Nucleus sampling, also called top-p sampling, is a way of choosing the next token that balances variety against coherence. It comes from the 2020 paper “The Curious Case of Neural Text Degeneration” by Holtzman, Buys, Du, Forbes, and Choi, which started from a puzzle: maximizing likelihood, as beam search does, produced text the authors found “bland and strangely repetitive,” while naively sampling from the full distribution occasionally picked a bizarre low-probability token and derailed the text. Their fix was to sample only from what they called the dynamic nucleus - “the smallest set of tokens whose cumulative probability reaches a threshold (p).”
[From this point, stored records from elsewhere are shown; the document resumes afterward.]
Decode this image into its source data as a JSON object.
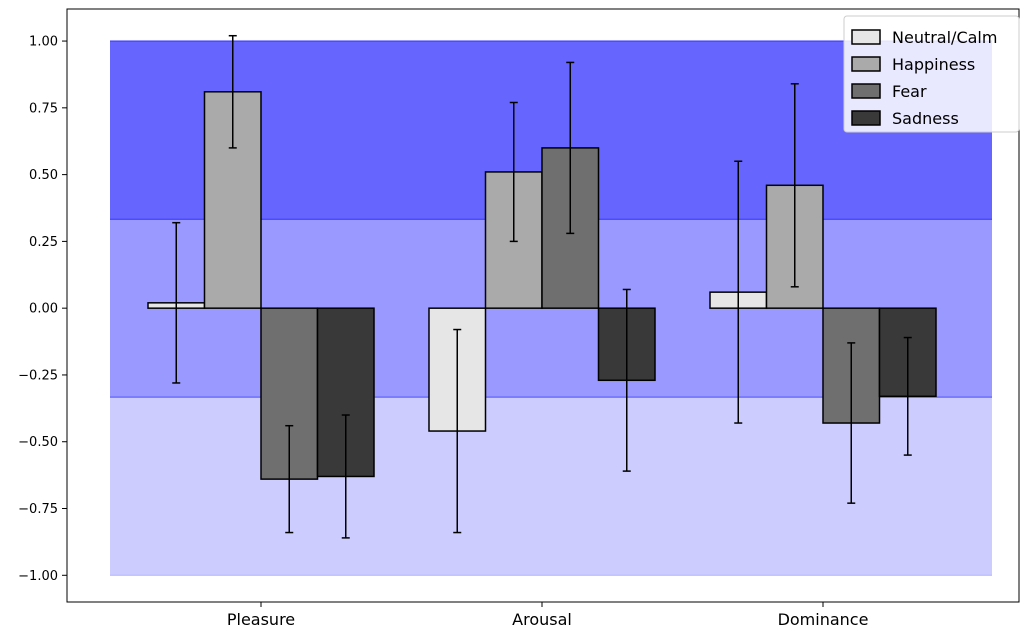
{
  "chart_data": {
    "type": "bar",
    "categories": [
      "Pleasure",
      "Arousal",
      "Dominance"
    ],
    "series": [
      {
        "name": "Neutral/Calm",
        "color": "#e6e6e6",
        "values": [
          0.02,
          -0.46,
          0.06
        ],
        "err_low": [
          -0.28,
          -0.84,
          -0.43
        ],
        "err_high": [
          0.32,
          -0.08,
          0.55
        ]
      },
      {
        "name": "Happiness",
        "color": "#aaaaaa",
        "values": [
          0.81,
          0.51,
          0.46
        ],
        "err_low": [
          0.6,
          0.25,
          0.08
        ],
        "err_high": [
          1.02,
          0.77,
          0.84
        ]
      },
      {
        "name": "Fear",
        "color": "#6f6f6f",
        "values": [
          -0.64,
          0.6,
          -0.43
        ],
        "err_low": [
          -0.84,
          0.28,
          -0.73
        ],
        "err_high": [
          -0.44,
          0.92,
          -0.13
        ]
      },
      {
        "name": "Sadness",
        "color": "#393939",
        "values": [
          -0.63,
          -0.27,
          -0.33
        ],
        "err_low": [
          -0.86,
          -0.61,
          -0.55
        ],
        "err_high": [
          -0.4,
          0.07,
          -0.11
        ]
      }
    ],
    "bands": [
      {
        "from": -1.0,
        "to": -0.333,
        "color": "#ccccff"
      },
      {
        "from": -0.333,
        "to": 0.333,
        "color": "#9999ff"
      },
      {
        "from": 0.333,
        "to": 1.0,
        "color": "#6666ff"
      }
    ],
    "yticks": [
      "1.00",
      "0.75",
      "0.50",
      "0.25",
      "0.00",
      "−0.25",
      "−0.50",
      "−0.75",
      "−1.00"
    ],
    "ytick_values": [
      1.0,
      0.75,
      0.5,
      0.25,
      0.0,
      -0.25,
      -0.5,
      -0.75,
      -1.0
    ],
    "ylim": [
      -1.1,
      1.12
    ],
    "xlabel": "",
    "ylabel": "",
    "title": "",
    "grid": false,
    "legend_position": "top-right"
  }
}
In practice, at each step the candidate tokens are sorted by probability and the model keeps adding them to the pool until their probabilities sum to p (say 0.9), then samples from just that pool. The size of the pool changes from step to step: when the model is confident, the nucleus might hold only a token or two; when many continuations are reasonable, it widens. This adapts better than top-k sampling, which always keeps a fixed number of candidates regardless of how peaked or flat the distribution is.
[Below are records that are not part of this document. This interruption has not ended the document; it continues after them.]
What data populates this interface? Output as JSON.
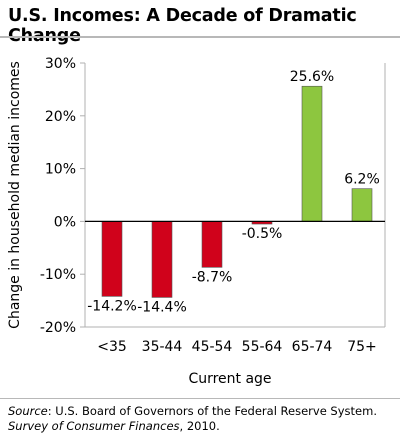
{
  "title": "U.S. Incomes: A Decade of Dramatic Change",
  "colors": {
    "negative": "#d0021b",
    "positive": "#8dc63f",
    "axis": "#808080",
    "frame": "#b0b0b0"
  },
  "chart_data": {
    "type": "bar",
    "categories": [
      "<35",
      "35-44",
      "45-54",
      "55-64",
      "65-74",
      "75+"
    ],
    "values": [
      -14.2,
      -14.4,
      -8.7,
      -0.5,
      25.6,
      6.2
    ],
    "data_labels": [
      "-14.2%",
      "-14.4%",
      "-8.7%",
      "-0.5%",
      "25.6%",
      "6.2%"
    ],
    "xlabel": "Current age",
    "ylabel": "Change in household median incomes",
    "ylim": [
      -20,
      30
    ],
    "yticks": [
      30,
      20,
      10,
      0,
      -10,
      -20
    ],
    "ytick_labels": [
      "30%",
      "20%",
      "10%",
      "0%",
      "-10%",
      "-20%"
    ],
    "grid": false,
    "legend": "none"
  },
  "source": {
    "label": "Source",
    "text_before": ": U.S. Board of Governors of the Federal Reserve System. ",
    "publication": "Survey of Consumer Finances",
    "text_after": ", 2010."
  }
}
Nucleus sampling is often combined with a temperature setting, which sharpens or flattens the distribution before sampling. Together, top-p and temperature are the dials most chat and writing tools expose to trade off predictability against creativity.
Why business readers should care: top-p and temperature are the knobs that make an AI’s output more focused or more freewheeling. Understanding that lower settings favor safe, repeatable answers and higher ones favor variety - at some risk of stranger output - is directly useful when tuning a product’s tone or reliability.